Menurut Madjid, mereka merasa dibohongi. Karena keyakinan yang berkembang di masyarakat selama ini memang selalu diiming-imingi dengan persoalan seperti itu. Oleh sebab itu, sekelompok warga tersebut merasa tidak perlu menggunakan hak pilihnya.
Seperti diketahui berdasarkan yang disampaikan oleh komisioner KPU kota Makassar, dalam rapat koordinasi terkait evaluasi partisipasi masyarakat pada pemilihan walikota dan wakil walikota Makassar tahun 2020, setiap divisi parmas dan divisi teknis memaparkan kondisi partisipasi masyarakat dalam pilwali di setiah kecamatan hingga masing-masing kelurahan.
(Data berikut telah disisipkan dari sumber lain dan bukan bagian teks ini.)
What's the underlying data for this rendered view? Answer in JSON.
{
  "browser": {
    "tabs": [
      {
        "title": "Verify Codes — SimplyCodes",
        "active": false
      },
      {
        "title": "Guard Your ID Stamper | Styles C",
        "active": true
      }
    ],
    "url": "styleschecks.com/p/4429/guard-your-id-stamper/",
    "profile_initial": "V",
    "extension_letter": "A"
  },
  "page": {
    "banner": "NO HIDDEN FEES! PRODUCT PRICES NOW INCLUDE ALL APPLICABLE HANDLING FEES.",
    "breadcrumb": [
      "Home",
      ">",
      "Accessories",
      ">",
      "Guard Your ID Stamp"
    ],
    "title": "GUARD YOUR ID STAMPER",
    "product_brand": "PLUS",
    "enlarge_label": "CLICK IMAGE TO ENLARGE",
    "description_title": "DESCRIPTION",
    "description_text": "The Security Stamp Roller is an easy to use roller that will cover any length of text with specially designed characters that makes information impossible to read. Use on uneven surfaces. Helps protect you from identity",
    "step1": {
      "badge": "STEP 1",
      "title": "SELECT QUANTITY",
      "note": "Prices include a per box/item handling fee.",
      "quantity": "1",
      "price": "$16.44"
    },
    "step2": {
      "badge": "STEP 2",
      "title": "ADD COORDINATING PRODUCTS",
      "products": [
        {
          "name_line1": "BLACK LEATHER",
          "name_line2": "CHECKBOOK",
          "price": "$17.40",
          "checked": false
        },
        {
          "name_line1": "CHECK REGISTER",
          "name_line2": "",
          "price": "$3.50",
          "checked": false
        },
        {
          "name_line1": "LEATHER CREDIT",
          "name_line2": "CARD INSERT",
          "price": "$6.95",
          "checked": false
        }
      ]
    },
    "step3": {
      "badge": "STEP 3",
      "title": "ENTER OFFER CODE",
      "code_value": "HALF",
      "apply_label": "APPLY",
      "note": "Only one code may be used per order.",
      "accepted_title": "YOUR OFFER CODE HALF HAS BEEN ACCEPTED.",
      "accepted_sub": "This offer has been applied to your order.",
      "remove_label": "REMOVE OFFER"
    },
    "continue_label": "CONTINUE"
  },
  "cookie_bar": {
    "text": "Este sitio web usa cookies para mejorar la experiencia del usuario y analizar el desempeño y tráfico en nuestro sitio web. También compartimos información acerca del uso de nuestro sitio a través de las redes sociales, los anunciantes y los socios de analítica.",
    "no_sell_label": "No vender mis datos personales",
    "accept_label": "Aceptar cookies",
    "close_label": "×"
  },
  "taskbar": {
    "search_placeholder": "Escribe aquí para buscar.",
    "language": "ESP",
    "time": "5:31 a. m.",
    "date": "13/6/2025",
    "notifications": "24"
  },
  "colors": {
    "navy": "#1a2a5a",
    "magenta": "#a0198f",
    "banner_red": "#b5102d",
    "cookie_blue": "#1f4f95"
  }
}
“Jadi kegiatan ini kita sedang melakukan evaluasi partisipasi masyarakat pada pilwali makassar 2020. Kita lakukan evaluasi ini dengan mengundang divisi parmas dan kemudian kami mengundang divisi teknis karena memang kerjanya beririsan kemarin terkait angka partisipasi pemilih. kami meminta kepada setiap kecamatan untuk mempresentasikan kenapa target partisipasi di wilayahnya kemudian tidak sampai dan itu diurai sampai setiap kelurahan,” jelas Endang.